The European Commission (EC) last week launched an infringement proceeding against the UK over e-privacy and personal data protection. This came following BT’s launch of the trial behavioural advertising technology known as Phorm. Although the trial had the permission of the Information Commissioner’s Office, it has triggered a number of complaints from UK Internet users. The EC has concluded that Phorm was breaching consumer privacy directives, and has requested that all member states comply with EU data protection rules. In the UK’s case, this may require a change in the law.
Privacy becomes more important as the Internet gets personal
Even as early as 2001, in a British government survey, most consumers expressed their worries about the ways their information might be being used without their knowledge when using various electronic services, particularly the Internet. With increasing broadband penetration and the Internet becoming more and more part of our day-to-day lives, the amount of personal data in circulation increases ever more.
The more users become aware of these issues, the more worried they become – e-privacy complaints have soared in recent years. Phorm, whilst being the subject of this intervention, is just one of these cases.
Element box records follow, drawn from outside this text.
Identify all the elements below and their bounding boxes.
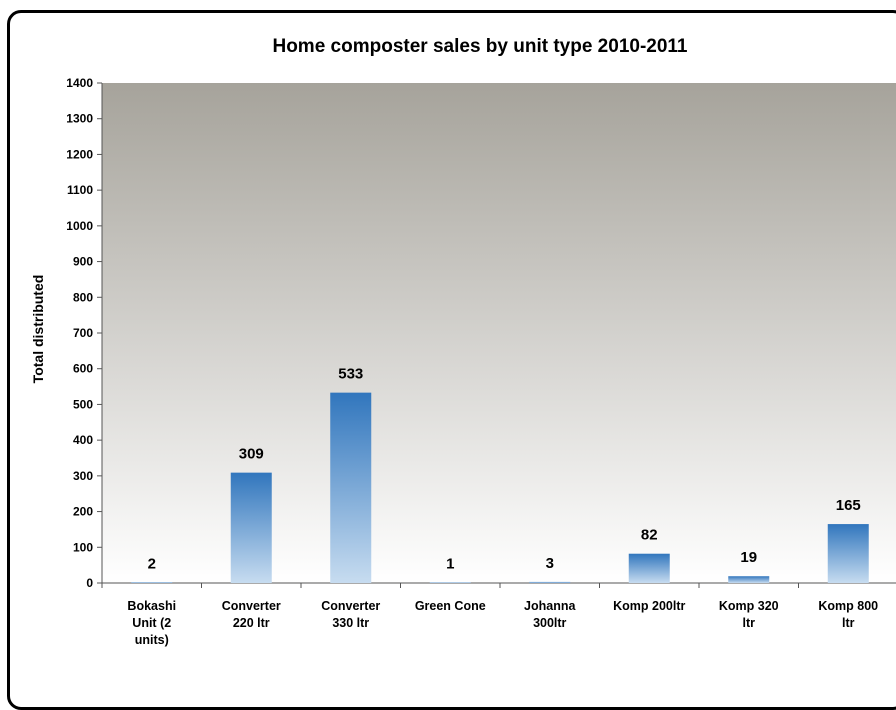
chart-title: Home composter sales by unit type 2010-2… [272, 36, 688, 57]
bar [230, 472, 272, 583]
bar [429, 582, 471, 583]
y-tick-label: 400 [73, 433, 93, 447]
data-label: 533 [338, 366, 363, 383]
data-label: 3 [546, 555, 554, 572]
data-label: 1 [446, 556, 454, 573]
category-label: Converter [222, 599, 281, 613]
category-label: Bokashi [127, 599, 176, 613]
y-tick-label: 1100 [67, 183, 93, 197]
y-tick-label: 900 [73, 255, 93, 269]
y-tick-label: 1400 [66, 76, 93, 90]
category-label: ltr [743, 616, 756, 630]
category-label: 300ltr [533, 616, 566, 630]
data-label: 82 [641, 527, 658, 544]
category-label: Komp 320 [719, 599, 779, 613]
category-label: units) [135, 633, 169, 647]
y-tick-label: 1300 [66, 112, 93, 126]
y-tick-label: 600 [73, 362, 93, 376]
bar [628, 553, 670, 583]
category-label: Komp 800 [818, 599, 878, 613]
bar [529, 581, 571, 583]
y-tick-label: 300 [73, 469, 93, 483]
category-label: Converter [321, 599, 380, 613]
data-label: 309 [239, 446, 264, 463]
data-label: 165 [836, 497, 861, 514]
category-label: Johanna [524, 599, 576, 613]
bar [728, 576, 770, 583]
category-label: Komp 200ltr [613, 599, 685, 613]
y-tick-label: 700 [73, 326, 93, 340]
category-label: Unit (2 [132, 616, 171, 630]
bar [827, 524, 869, 583]
category-label: ltr [842, 616, 855, 630]
category-label: 220 ltr [233, 616, 270, 630]
plot-area [102, 83, 896, 583]
y-tick-label: 1000 [66, 219, 93, 233]
category-label: Green Cone [415, 599, 486, 613]
y-tick-label: 500 [73, 397, 93, 411]
data-label: 2 [148, 555, 156, 572]
bar [330, 392, 372, 583]
y-tick-label: 800 [73, 290, 93, 304]
y-tick-label: 200 [73, 505, 93, 519]
bar [131, 582, 173, 583]
y-tick-label: 0 [86, 576, 93, 590]
category-label: 330 ltr [332, 616, 369, 630]
data-label: 19 [740, 549, 757, 566]
y-tick-label: 100 [73, 540, 93, 554]
y-tick-label: 1200 [66, 147, 93, 161]
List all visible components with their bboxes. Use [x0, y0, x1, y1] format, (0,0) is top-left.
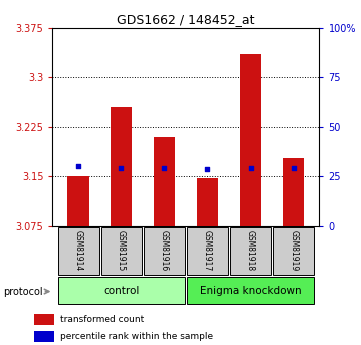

The technology provides a behavioural targeting advertising system that enables ISPs to analyse customers’ web-surfing habits to deliver targeted advertising to each user.
The EC requested UK legislation be toughened up
The EC has been following the case of BT and Phorm since last year, when BT’s trial prompted numerous complaints. Consumer privacy and data protection is receiving increasing attention from Brussels as it becomes a more important regulatory issue. The EC now feels it is time to take legal action against BT’s Phorm trial to protect customers’ privacy under the EU rules.
The EC is now addressing several problems that emerged during its enquiry into the UK situation. It has concluded that the UK failed, to some degree, to maintain the confidentiality of communications by allowing interception and surveillance without users’ consent – one of the most important principles of privacy and personal data protection. Under UK law, interception could be considered lawful when the interceptor has ‘reasonable grounds’ for believing that consent has been given. Therefore, it is not completely in line with the EC’s principle of receiving users’ consent before interception.
The UK also came under fire for its lack of an independent national supervisory authority dealing with interceptions. As a result, the EC believes the current UK legal framework does not completely comply with the EU Data Protection Directive of 2002 and fails to protect customers’ privacy, and has asked the UK to clean up its act.
New technologies will be used consistently across Europe
The EC has reiterated that all member states must comply with EU rules on privacy and data protection. Whilst it sees new technologies as being beneficial to consumers and businesses, it states that those technologies must be used in a way that complies with EU rules aimed at protecting citizens.
The complex set of issues raised by e-privacy and personal data protection rules have far-reaching implications for online search and digital advertising. With the EC stressing that it will protect the privacy of European citizens and control how their personal information is used, we may see the EC increasingly monitoring the compliance of member states and investigating new technologies (such as online social networking) to ensure that they are used in a way that guarantees confidentiality of communications.